Personal information
- Full name: Zan Hoyt Le Cao Nguyen
- Date of birth: April 24, 2006 (age 20)
- Place of birth: Rockport, United States
- Height: 1.93 m (6 ft 4 in)
- Positions: Center-back; striker;

Team information
- Current team: Ho Chi Minh City
- Number: 5

Youth career
- 2022-2023: Seacoast United
- 2016–2024: DSA United

Senior career*
- Years: Team / Apps / (Gls)
- 2024–2025: Ho Chi Minh City (2016) / 2 / (0)
- 2025–: Ho Chi Minh City (2025) / 8 / (2)

= Zan Nguyen =

American soccer player (born 2006)

Zan Hoyt Le Cao Nguyen (born April 24, 2006) is an American professional soccer player who plays as a center-back for V.League 2 club Ho Chi Minh City.

== Career ==
Nguyen was born in Boston, United States to parents of Vietnamese descent.

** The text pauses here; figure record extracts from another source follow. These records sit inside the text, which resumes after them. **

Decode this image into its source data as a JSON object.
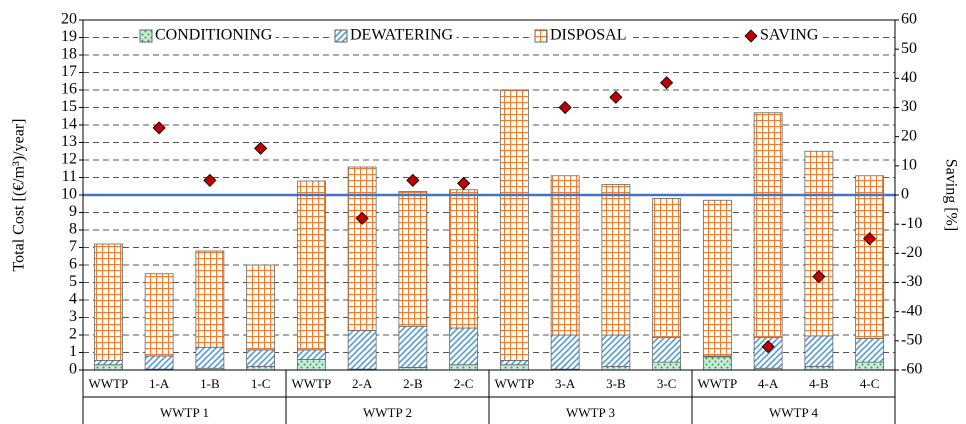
{
  "chart_data": {
    "type": "stacked-bar-scatter",
    "ylabel": "Total Cost [(€/m³)/year]",
    "y2label": "Saving [%]",
    "ylim": [
      0,
      20
    ],
    "yticks": [
      0,
      1,
      2,
      3,
      4,
      5,
      6,
      7,
      8,
      9,
      10,
      11,
      12,
      13,
      14,
      15,
      16,
      17,
      18,
      19,
      20
    ],
    "y2lim": [
      -60,
      60
    ],
    "y2ticks": [
      -60,
      -50,
      -40,
      -30,
      -20,
      -10,
      0,
      10,
      20,
      30,
      40,
      50,
      60
    ],
    "grid": true,
    "legend": "top",
    "reference_line": {
      "axis": "y2",
      "value": 0,
      "color": "#4472c4"
    },
    "groups": [
      {
        "name": "WWTP 1",
        "categories": [
          "WWTP",
          "1-A",
          "1-B",
          "1-C"
        ]
      },
      {
        "name": "WWTP 2",
        "categories": [
          "WWTP",
          "2-A",
          "2-B",
          "2-C"
        ]
      },
      {
        "name": "WWTP 3",
        "categories": [
          "WWTP",
          "3-A",
          "3-B",
          "3-C"
        ]
      },
      {
        "name": "WWTP 4",
        "categories": [
          "WWTP",
          "4-A",
          "4-B",
          "4-C"
        ]
      }
    ],
    "series": [
      {
        "name": "CONDITIONING",
        "color": "#2e9e5b",
        "values": [
          0.3,
          0.05,
          0.1,
          0.2,
          0.6,
          0.05,
          0.15,
          0.3,
          0.3,
          0.05,
          0.2,
          0.45,
          0.75,
          0.1,
          0.2,
          0.45
        ]
      },
      {
        "name": "DEWATERING",
        "color": "#5b9bd5",
        "values": [
          0.25,
          0.75,
          1.2,
          0.95,
          0.55,
          2.2,
          2.35,
          2.1,
          0.25,
          1.95,
          1.8,
          1.4,
          0.05,
          1.75,
          1.75,
          1.35
        ]
      },
      {
        "name": "DISPOSAL",
        "color": "#ed7d31",
        "values": [
          6.65,
          4.7,
          5.5,
          4.85,
          9.65,
          9.35,
          7.7,
          7.9,
          15.45,
          9.1,
          8.6,
          7.95,
          8.9,
          12.85,
          10.55,
          9.3
        ]
      },
      {
        "name": "SAVING",
        "color": "#c00000",
        "axis": "y2",
        "values": [
          null,
          23,
          5,
          16,
          null,
          -8,
          5,
          4,
          null,
          30,
          33.5,
          38.5,
          null,
          -52,
          -28,
          -15
        ]
      }
    ]
  }
}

In the 2022–23 season, Nguyen played for Seacoast United U17. He then played for Medomak Valley High School, before deciding to return to Vietnam to play football in August 2024. There, he went for a trial at V.League 1 club Ho Chi Minh City. On August 28, 2024, he was signed by the club with a three-year contract. On January 24, 2025, Nguyen made his professional debut in Ho Chi Minh City's 1–0 victory over SHB Da Nang in the V.League 1.